Despite all the changes, Tom believes that Salt can still move forward in a strong way.
Q&A plus discussion
Q: My team in production attempted to use the pip and virtual environment modules and they are not workable. The virtual environment module requires the old binary that hasn’t been working for a long time. It’s confused about which Python to install with.
- Q: Are you using pip?
- A: We’re installing into a virtual environment using the pip module. Our team’s workaround for the short term has been to run
cmd.run
. For now, we recommend putting a tag in the documentation that it’s a known issue for now. But I want you to know my team is not complaining. We are thankful and love Salt a lot. - A: Another community member mentioned being impacted as well. It appears to be caused by a known issue in pip: https://github.com/pypa/pip/issues/11349 . They said they’d sort it in 24.1b1 fix to pip.
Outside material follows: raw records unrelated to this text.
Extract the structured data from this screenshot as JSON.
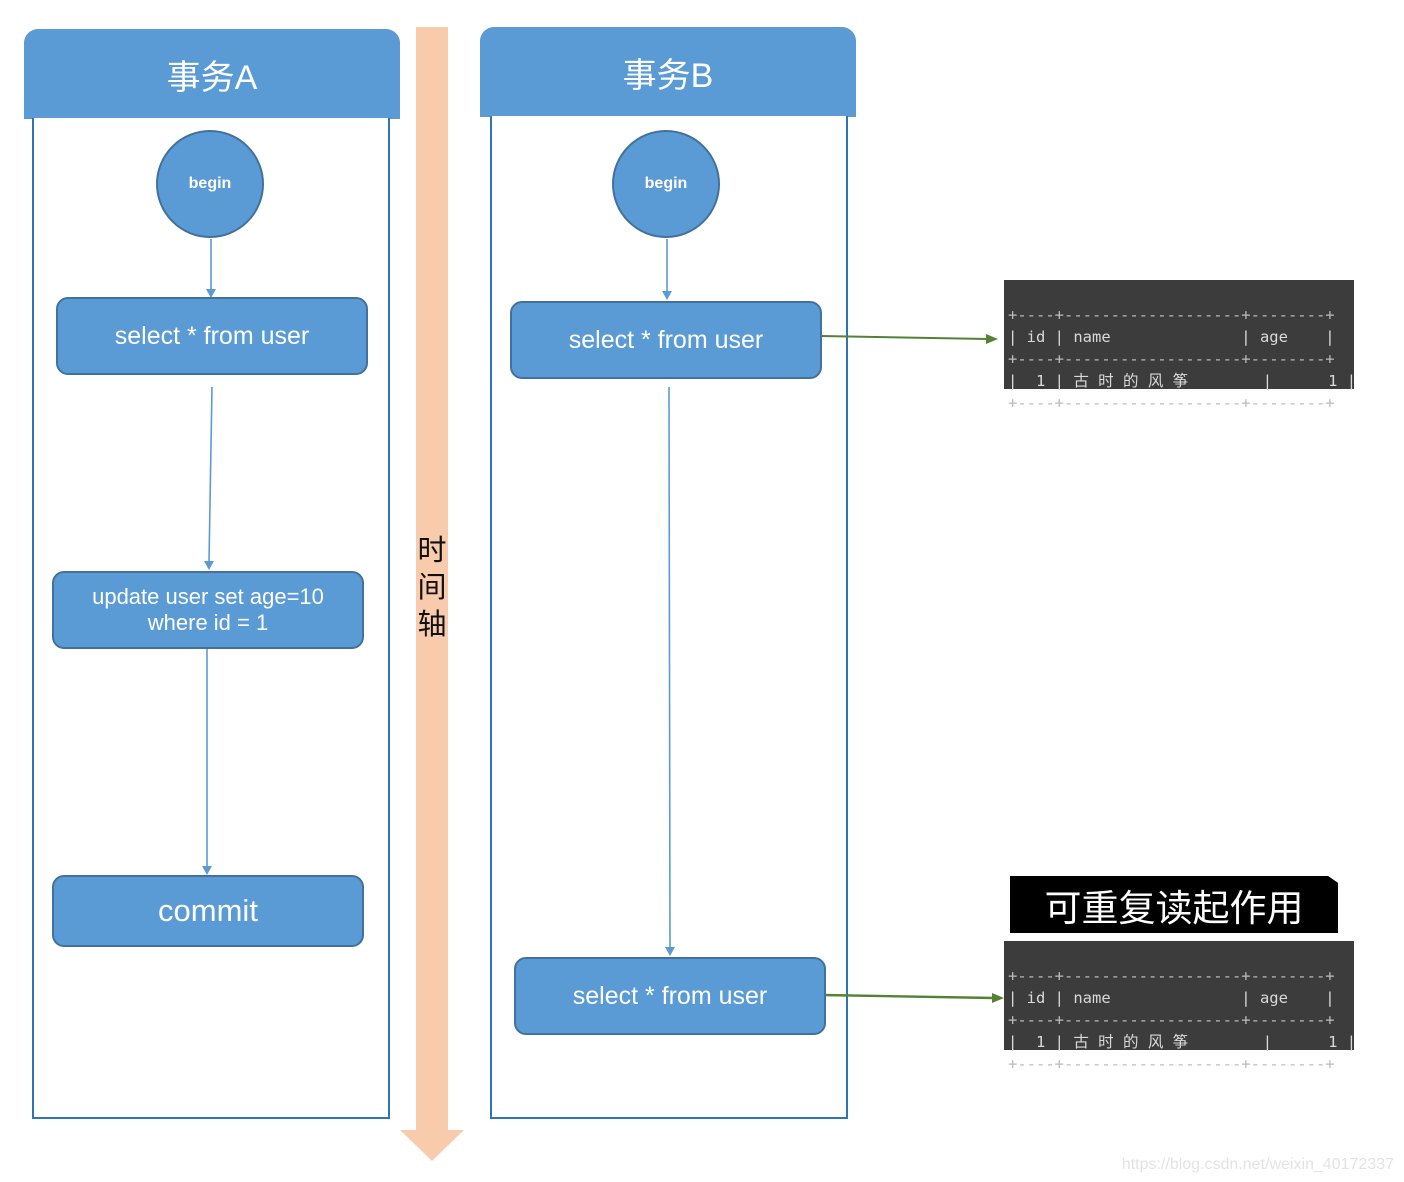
{
  "timeline": {
    "label_chars": [
      "时",
      "间",
      "轴"
    ],
    "color": "#f8cbad"
  },
  "lanes": [
    {
      "title": "事务A",
      "begin_label": "begin",
      "steps": [
        {
          "lines": [
            "select * from user"
          ]
        },
        {
          "lines": [
            "update user set age=10",
            "where id = 1"
          ]
        },
        {
          "lines": [
            "commit"
          ]
        }
      ]
    },
    {
      "title": "事务B",
      "begin_label": "begin",
      "steps": [
        {
          "lines": [
            "select * from user"
          ]
        },
        {
          "lines": [
            "select * from user"
          ]
        }
      ]
    }
  ],
  "results": [
    {
      "border": "+----+-------------------+--------+",
      "header": "| id | name              | age    |",
      "row": "|  1 | 古 时 的 风 筝        |      1 |"
    },
    {
      "border": "+----+-------------------+--------+",
      "header": "| id | name              | age    |",
      "row": "|  1 | 古 时 的 风 筝        |      1 |"
    }
  ],
  "note": "可重复读起作用",
  "colors": {
    "node_fill": "#5b9bd5",
    "lane_border": "#2e75b6",
    "flow_arrow": "#5b9bd5",
    "result_arrow": "#548235"
  },
  "watermark": "https://blog.csdn.net/weixin_40172337"
}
We used workaround with cmd.run as well. Here’s a windows example:
pip:
cmd.run:
- name: C:\Python312\python.exe -m pip install --upgrade pip==24.0
- require:
- sls: <example of sls file without.sls>
Q: What will happen to Idem?
- A: As it stands right now, Idem is stopped and is not staffed currently. It has been shelved for the time being. That being said, it could be spun up very quickly if the powers that be change their mind.
- Also, for the record, Idem is still used within an enterprise offering in Broadcom so it is not dead for sure.
- If someone is interested in the development of Idem, please reach out. It would be great to create a community effort and it’s a huge opportunity.
Q: I have have a question on 3008 release. ​When would be a tentative timeline for this release? Can we communicate this to our customers or should we hold off for any reasons?
- We’re aiming to have 3008 released by this Fall.
Q: Will the features from 3007 STS will be in 3008 LTS?